Conforme os fundamentos apresentados pelo magistrado nesta fase inicial do processo, as publicações questionadas poderiam, em análise preliminar, caracterizar propaganda eleitoral antecipada negativa ao associarem o nome de JHC às notícias envolvendo investimentos realizados pelo Instituto de Previdência dos Servidores de Maceió (Iprev) no Banco Master. A controvérsia ainda será analisada no decorrer da tramitação da ação.
A decisão se soma a outras medidas judiciais relacionadas à cobertura jornalística sobre o caso Iprev/Banco Master. Em decisões anteriores, foram determinadas a retirada de circulação de edição impressa do jornal e a remoção de reportagens e publicações sobre o tema, conforme registros públicos do processo.

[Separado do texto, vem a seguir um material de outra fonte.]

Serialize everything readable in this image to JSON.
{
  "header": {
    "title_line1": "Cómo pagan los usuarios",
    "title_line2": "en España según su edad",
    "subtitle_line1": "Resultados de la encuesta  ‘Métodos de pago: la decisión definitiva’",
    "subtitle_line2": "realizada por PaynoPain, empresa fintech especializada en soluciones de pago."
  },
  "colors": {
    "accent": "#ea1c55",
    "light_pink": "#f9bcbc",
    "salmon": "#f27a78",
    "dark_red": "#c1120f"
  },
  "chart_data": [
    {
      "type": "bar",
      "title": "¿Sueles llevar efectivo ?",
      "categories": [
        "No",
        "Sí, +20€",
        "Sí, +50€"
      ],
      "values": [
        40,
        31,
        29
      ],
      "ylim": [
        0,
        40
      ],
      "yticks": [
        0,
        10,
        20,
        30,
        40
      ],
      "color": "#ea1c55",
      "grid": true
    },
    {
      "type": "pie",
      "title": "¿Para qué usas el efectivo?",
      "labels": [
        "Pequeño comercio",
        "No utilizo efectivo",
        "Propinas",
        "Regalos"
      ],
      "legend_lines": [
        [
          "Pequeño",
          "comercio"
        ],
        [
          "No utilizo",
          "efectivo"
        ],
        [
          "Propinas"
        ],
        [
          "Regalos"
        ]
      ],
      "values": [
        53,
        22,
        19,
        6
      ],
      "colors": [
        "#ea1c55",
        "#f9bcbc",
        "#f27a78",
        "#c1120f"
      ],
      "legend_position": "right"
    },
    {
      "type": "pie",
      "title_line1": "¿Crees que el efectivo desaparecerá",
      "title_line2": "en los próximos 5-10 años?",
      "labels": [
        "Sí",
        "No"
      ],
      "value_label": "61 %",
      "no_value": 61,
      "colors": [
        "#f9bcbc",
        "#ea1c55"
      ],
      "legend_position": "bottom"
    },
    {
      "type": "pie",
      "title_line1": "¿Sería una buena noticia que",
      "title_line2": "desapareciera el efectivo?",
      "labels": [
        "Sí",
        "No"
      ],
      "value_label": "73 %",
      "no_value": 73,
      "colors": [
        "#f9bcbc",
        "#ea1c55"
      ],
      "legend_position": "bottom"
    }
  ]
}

O episódio ocorre em meio a uma série de ações judiciais envolvendo veículos de comunicação, jornalistas e produtores de conteúdo que publicaram informações relacionadas ao caso. As medidas têm provocado debate entre profissionais da imprensa e operadores do Direito sobre os limites entre a tutela da legislação eleitoral, a proteção da honra e a garantia constitucional da liberdade de imprensa e de expressão.
Até o momento, a decisão possui natureza liminar, ou seja, foi proferida em caráter provisório e poderá ser revista no curso do processo, observados o contraditório, a ampla defesa e o julgamento do mérito.